Mosquito bites are itchy and uncomfortable. While you may have to encounter mosquitoes outside working or enjoy recreational activities, you definitely don't want bites when you are inside your home. Ridding your home of these insects is a question of comfort and, in the case of certain species that carry disease, your health and that of your pets. Does this Spark an idea?
Instructions
1. Look for areas of standing water in your yard, including pool covers, roof gutters, storm drains, puddles, toys such as wagons, kiddie pools, wheelbarrows, trash cans, tires, evaporative coolers and anywhere more than a tablespoon of water can sit. Dump the water, change it, or treat it with one cap of bleach per 5 gallons of water. If you have a birdbath, change the water every other day.
2. Address stagnant water in neighborhood parks, neighbors' yards and public roads and ditches. Many cities treat their ditches and ponds but many don't. Typically you don't have to worry about ponds and lakes with healthy fish populations, but rather algae- and weed-infested sloughs. De-weeding ponds and stocking with fish can go a long way toward limiting the mosquito threat, given that adult mosquitoes can travel nearly two miles from the site where they hatched.

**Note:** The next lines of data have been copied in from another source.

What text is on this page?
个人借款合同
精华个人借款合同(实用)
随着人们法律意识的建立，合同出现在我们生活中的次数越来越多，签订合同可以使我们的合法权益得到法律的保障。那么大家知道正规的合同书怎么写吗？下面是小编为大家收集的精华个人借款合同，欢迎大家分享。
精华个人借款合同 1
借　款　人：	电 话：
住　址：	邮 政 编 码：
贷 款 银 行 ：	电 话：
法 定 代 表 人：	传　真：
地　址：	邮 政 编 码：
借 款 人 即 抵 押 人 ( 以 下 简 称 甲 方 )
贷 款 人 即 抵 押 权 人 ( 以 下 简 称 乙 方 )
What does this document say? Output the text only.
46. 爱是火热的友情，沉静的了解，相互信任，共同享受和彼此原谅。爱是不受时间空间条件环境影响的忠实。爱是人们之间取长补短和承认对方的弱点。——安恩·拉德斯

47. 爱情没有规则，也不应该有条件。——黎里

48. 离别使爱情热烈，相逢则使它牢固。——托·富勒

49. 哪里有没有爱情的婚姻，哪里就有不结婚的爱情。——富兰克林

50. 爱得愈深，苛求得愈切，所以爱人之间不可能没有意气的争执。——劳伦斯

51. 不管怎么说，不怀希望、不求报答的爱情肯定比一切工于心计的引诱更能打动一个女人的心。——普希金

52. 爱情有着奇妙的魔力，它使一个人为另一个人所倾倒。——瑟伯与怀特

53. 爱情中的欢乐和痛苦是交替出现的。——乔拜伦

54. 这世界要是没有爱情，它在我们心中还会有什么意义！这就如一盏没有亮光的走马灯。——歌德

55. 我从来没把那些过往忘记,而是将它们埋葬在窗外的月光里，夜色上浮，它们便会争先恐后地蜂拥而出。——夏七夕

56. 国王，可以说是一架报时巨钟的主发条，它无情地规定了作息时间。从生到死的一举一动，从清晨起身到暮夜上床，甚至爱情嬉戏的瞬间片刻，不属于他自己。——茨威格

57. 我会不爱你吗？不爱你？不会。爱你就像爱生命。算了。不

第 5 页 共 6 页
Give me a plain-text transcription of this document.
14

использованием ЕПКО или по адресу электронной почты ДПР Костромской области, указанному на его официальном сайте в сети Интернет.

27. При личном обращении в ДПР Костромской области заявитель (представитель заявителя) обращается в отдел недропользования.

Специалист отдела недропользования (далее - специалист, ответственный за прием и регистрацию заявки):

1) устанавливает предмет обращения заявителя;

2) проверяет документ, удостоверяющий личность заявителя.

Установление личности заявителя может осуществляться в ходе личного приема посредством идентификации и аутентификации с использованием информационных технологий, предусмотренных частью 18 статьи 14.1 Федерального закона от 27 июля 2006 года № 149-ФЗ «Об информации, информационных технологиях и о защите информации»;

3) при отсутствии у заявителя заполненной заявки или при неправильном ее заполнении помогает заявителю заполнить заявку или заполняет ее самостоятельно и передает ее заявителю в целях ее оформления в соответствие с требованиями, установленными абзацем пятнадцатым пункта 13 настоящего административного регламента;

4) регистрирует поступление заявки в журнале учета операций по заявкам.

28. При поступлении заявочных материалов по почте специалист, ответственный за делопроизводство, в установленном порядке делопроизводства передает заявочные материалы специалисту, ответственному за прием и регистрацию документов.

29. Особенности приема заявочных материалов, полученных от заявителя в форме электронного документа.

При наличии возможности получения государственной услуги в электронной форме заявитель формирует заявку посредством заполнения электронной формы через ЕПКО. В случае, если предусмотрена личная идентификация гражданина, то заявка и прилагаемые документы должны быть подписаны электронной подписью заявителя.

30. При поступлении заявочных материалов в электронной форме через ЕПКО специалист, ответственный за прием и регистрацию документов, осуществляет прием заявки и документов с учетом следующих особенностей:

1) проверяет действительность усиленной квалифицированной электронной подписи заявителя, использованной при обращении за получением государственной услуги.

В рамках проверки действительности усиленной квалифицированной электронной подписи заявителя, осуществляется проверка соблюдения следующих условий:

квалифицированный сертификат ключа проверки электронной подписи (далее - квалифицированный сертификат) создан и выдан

3. Check that window screens fit snugly into the window frame and replace screens with holes with new screen at least 16 mesh per inch. Screen or close attic vents as well. Keep doors and windows closed whenever feasible, especially from dusk to dawn. Burn large citronella candles on the sills to deter pests from approaching.
4. Reduce your outdoor lighting to minimize the attraction of adult mosquitoes or replace traditional white lights with yellow ones, the University of Nebraska Lincoln Extension recommends. Keep porch lights off when not needed.